Le premier point concerne l'assurance-chômage. Il est important de relever, s'agissant du champ d'application de la LACI, que la commission affirme que les abus sont limités à propos des indemnités en cas de réduction de l'horaire de travail. Par contre, la commission constate les risques de discriminations de fait subies par les petites entreprises. Nous demandons par conséquent que des suites soient données à cette problématique et que la collaboration, notamment entre la Confédération et les cantons, fonctionne au mieux pour une utilisation judicieuse de la législation. Il en va de l'efficacité des mesures qui ont été prévues par le législateur: non seulement pour les aspects négatifs - en l'occurrence, les abus doivent être mis en évidence -, mais également en ce qui concerne les incitations à exploiter au mieux le potentiel de nos législations sociales.
Deuxième point, qui me paraît beaucoup plus important: il s'agit, dans les domaines de la santé et de la sécurité sociale, de la nécessité d'examiner de manière rigoureuse et approfondie la question des statistiques du système de santé. A ce sujet, le rapport de la commission est éloquent puisqu'il nous dit qu'il y a dans ce domaine une insuffisance flagrante dans l'exécution. Ce constat est alarmant et il a été confirmé, nous l'avons vécu toutes et tous lors de la révision de la loi sur l'assurance-maladie. En effet, les commissions ad hoc ont été confrontées non seulement à la pluralité des sources qui existent dans ce domaine, mais encore à d'énormes difficultés de disposer de données cohérentes, rigoureuses, et surtout, j'allais dire, légitimées, non contestées par les uns ou par les autres.
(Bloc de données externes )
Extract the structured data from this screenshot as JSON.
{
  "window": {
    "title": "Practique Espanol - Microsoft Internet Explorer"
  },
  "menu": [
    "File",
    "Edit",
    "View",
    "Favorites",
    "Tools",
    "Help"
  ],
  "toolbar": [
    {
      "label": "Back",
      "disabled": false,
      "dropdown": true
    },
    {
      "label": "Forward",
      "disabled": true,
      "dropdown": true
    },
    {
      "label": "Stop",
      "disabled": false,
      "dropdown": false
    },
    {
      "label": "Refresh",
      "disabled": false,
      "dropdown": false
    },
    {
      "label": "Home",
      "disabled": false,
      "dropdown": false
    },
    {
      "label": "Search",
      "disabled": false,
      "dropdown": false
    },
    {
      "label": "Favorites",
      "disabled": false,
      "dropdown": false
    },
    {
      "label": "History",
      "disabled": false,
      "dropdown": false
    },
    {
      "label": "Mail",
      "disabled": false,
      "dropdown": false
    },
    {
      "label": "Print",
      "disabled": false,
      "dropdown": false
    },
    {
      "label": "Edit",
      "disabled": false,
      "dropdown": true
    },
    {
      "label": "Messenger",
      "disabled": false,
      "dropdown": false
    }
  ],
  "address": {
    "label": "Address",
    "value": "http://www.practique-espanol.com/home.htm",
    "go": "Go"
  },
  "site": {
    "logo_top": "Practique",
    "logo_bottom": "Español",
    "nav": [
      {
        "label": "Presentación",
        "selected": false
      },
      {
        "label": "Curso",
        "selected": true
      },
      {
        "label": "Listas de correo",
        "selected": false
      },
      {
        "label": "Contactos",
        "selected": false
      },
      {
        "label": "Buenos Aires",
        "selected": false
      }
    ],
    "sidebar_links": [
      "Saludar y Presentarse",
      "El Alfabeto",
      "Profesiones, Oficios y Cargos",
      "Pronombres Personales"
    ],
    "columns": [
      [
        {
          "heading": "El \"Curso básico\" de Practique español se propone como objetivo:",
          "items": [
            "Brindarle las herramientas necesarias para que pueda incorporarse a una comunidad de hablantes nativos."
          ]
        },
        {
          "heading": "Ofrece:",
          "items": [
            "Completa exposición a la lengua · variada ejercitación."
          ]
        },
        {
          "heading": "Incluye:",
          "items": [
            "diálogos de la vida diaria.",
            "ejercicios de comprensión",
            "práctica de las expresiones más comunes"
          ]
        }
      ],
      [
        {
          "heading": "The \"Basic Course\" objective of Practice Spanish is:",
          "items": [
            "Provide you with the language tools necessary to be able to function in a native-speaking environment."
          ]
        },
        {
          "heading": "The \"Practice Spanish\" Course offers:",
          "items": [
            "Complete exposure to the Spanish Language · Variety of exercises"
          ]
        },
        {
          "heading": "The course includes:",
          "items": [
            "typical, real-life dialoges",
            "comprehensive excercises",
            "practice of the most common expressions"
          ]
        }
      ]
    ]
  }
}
J'aimerais citer tout simplement les quelques intervenants qui sévissent dans ce secteur: l'Office fédéral de la statistique, l'Observatoire suisse de la santé, l'Office fédéral des assurances sociales, l'Office fédéral de la santé publique, les cantons, les communes pour les domaines du Spitex, les institutions sans but lucratif. Cette situation, aujourd'hui, pose problème et, dans un souci d'optimisation d'utilisation des compétences et de valorisation des synergies, le Conseil fédéral et surtout le Département fédéral de l'intérieur se doivent de clarifier et de simplifier cette situation.
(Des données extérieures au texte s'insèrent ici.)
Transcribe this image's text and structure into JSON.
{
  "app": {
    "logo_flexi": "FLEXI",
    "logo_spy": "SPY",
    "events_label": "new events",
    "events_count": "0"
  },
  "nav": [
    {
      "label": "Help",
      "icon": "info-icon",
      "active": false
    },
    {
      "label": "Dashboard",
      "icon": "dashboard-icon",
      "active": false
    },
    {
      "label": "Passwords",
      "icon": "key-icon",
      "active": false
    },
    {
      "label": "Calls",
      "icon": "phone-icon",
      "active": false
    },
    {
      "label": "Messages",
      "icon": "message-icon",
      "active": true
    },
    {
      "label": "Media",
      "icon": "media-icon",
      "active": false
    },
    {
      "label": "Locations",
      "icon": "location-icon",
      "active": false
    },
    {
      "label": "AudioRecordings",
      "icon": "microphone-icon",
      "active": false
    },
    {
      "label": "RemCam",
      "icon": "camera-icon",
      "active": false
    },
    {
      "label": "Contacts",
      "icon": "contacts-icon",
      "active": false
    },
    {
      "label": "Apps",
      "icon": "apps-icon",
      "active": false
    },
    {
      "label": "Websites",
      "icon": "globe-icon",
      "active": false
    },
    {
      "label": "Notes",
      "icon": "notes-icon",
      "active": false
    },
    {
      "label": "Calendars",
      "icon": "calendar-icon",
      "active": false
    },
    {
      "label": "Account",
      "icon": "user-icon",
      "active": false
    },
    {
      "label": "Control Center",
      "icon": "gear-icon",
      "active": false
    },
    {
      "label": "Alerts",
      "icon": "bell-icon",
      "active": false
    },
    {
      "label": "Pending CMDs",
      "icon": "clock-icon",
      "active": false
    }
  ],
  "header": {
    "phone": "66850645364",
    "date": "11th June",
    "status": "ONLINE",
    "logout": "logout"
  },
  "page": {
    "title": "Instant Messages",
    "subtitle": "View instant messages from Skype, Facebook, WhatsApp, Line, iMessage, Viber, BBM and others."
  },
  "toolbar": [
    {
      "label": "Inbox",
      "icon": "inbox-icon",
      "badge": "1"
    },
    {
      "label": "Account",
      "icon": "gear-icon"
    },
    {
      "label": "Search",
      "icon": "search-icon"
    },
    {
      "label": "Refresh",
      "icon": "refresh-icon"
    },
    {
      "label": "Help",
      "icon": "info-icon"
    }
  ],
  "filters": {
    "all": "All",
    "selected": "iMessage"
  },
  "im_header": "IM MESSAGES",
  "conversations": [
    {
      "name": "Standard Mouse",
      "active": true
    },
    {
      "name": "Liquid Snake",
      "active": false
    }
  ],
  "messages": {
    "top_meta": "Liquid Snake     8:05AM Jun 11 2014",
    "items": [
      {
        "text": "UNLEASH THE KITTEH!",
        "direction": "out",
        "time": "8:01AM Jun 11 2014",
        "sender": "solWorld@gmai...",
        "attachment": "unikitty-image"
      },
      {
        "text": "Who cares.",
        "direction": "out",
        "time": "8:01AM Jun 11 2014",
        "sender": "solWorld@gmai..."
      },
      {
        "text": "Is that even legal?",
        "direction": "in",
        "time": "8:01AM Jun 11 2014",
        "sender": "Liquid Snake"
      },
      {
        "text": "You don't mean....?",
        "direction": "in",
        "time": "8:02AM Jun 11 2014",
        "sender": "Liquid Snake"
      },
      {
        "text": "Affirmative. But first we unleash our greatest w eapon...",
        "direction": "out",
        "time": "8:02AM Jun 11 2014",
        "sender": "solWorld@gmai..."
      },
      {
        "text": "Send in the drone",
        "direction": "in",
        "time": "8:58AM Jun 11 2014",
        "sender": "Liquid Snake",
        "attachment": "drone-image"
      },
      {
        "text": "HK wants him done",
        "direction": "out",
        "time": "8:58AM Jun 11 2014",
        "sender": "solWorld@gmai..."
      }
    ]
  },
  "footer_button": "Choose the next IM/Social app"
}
La Commission de la sécurité sociale et de la santé publique a exigé, à plusieurs reprises, que des améliorations soient apportées. La Commission de gestion apporte désormais un élément supplémentaire, mais il convient de l'admettre: manifestement, l'impression domine de voir quelques petits roitelets défendre leur pré carré, à l'encontre d'une vision et d'une approche globales et cohérentes.
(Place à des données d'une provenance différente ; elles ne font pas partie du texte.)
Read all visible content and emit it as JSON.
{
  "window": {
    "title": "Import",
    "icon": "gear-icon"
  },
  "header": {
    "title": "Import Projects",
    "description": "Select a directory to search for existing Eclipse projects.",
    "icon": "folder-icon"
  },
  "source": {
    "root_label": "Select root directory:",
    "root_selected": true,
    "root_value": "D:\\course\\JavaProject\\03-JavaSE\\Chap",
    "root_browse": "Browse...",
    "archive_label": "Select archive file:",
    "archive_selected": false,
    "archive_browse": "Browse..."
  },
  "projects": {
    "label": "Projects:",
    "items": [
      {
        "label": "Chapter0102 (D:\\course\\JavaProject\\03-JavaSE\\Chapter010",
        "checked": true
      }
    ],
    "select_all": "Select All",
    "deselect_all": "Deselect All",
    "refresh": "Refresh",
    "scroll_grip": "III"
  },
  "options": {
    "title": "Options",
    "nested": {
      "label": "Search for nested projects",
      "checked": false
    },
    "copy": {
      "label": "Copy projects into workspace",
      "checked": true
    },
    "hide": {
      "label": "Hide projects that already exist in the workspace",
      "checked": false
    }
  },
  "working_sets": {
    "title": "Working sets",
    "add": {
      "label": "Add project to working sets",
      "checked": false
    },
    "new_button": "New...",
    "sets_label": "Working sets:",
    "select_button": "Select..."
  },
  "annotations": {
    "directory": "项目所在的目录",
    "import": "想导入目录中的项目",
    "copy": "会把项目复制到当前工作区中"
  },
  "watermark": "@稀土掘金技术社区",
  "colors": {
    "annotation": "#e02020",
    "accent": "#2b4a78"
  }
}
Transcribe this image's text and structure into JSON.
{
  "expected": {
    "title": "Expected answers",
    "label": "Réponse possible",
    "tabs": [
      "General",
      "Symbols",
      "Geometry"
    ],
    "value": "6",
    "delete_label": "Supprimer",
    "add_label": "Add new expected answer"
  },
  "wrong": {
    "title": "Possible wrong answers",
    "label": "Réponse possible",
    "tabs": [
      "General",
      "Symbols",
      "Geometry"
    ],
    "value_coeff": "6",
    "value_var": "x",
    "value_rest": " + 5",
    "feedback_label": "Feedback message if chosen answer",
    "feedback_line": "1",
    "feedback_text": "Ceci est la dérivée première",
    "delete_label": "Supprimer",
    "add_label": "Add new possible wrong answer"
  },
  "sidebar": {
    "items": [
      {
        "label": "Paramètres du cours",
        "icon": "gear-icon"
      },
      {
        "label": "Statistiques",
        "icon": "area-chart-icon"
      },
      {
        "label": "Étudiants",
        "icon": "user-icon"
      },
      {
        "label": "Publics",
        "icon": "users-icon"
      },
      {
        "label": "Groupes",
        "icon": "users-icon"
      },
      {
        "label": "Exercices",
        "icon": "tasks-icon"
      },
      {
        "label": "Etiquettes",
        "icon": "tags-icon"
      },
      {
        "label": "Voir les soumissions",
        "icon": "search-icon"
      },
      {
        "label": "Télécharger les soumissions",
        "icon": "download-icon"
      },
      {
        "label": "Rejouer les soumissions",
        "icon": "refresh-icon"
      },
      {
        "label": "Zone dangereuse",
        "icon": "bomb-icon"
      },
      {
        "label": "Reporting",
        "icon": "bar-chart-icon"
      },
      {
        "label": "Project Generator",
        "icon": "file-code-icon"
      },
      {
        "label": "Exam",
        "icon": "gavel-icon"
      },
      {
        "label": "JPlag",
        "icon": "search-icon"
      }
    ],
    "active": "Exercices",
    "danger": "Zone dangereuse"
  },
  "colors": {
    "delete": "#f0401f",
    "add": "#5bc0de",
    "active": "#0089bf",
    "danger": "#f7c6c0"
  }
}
Il est donc temps de revoir l'organisation de la production des statistiques sanitaires et sociales de ce pays. A titre d'exemple: la dernière réorganisation qui vient d'être effectuée à l'Office fédéral de la statistique intègre dans deux divisions distinctes la Section de la santé et la Section de la sécurité sociale, et cette distinction va à l'encontre de tout bon sens et de toutes les synergies et de l'efficacité que nous devrions rechercher. Ceci n'est plus admissible. Notre processus de décision n'est plus crédible dans le domaine [PAGE 32] de la santé sans un tableau de bord de haute facture. Pour 40 milliards de francs de dépenses annuelles pour la santé, 100 milliards de francs dans le domaine de la protection sociale, nous ne devons pas être responsables de tolérer davantage de flou par rapport à cette situation de l'organisation statistique. Il en va de la crédibilité du processus de décision.
Enfin, dernier point que j'aimerais évoquer, c'est le domaine hospitalier où la commission relève le besoin de disposer de bases de planification. Au-delà du constat, il convient de relever que cette problématique ne rencontre manifestement pas la même unanimité au sein du plénum qu'au sein de la commission, la révision de la LAMal l'a démontré. Osons croire par conséquent que la sagesse l'emportera et qu'au lieu d'une concurrence sauvage telle que souhaitée par quelques idéologues, on saura admettre la pertinence des analyses de la Commission de gestion, et notamment la nécessité de définir des objectifs et des critères.
Ces quelques illustrations et problèmes appellent des réponses concrètes. Nous demandons par conséquent que le Conseil fédéral s'y attelle au-delà des bonnes intentions.